Blackpool Council gets 10,000 calls over council tax
More than 10,000 people have contacted Blackpool Council with concerns about rising council tax bills.
Working age residents will get 27% less support when current benefits are replaced with the council tax support scheme in April.
The government is reducing the amount it spends subsidising council tax.
Council leader Simon Blackburn said the authority had "no choice" but to pass on the cost to residents as the £2.2m subsidy could bankrupt the town.
Responsibility for administering the new scheme has been passed from central government to local authorities, each of which must decide whether to pass the funding reduction onto residents.
'Only fair way'
The government said it will give councils stronger incentives to cut fraud, promote local enterprise and get people back into work.

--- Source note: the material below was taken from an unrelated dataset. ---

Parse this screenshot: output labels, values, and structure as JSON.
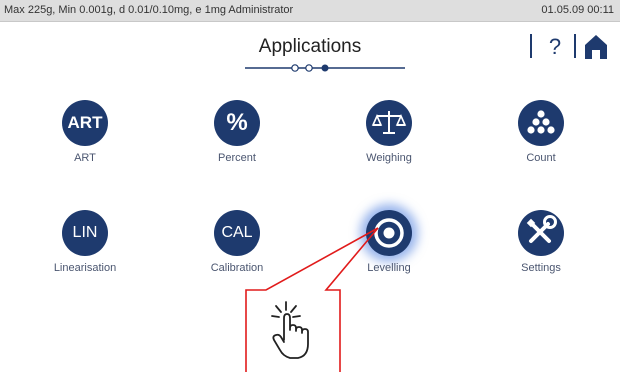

Anti-poverty think tank the Joseph Rowntree Foundation found that 2.4 million low income families face an average rise in their council tax bills of £138 from 1 April.
The average increase for a low income family under the new scheme will be nearly £140 a year, the report found.
Some families will be forced to pay for the first time.
Mr Blackburn said passing on the cost to recipients was the only fair way to balance the books and prevent further budget cuts, as so many residents were in receipt of council tax benefits.
He said: "There's a calculation about how much of this government cut you are prepared to pass on to the general taxpayer and how much of it do we unfortunately have to pass on to the victims of this and that's people on benefits."
The council said the new level of support will be calculated in the same way as the current benefit, and then a further 27.11% reduction will be made.
The news comes a month after a 0.01% drop in council tax was announced.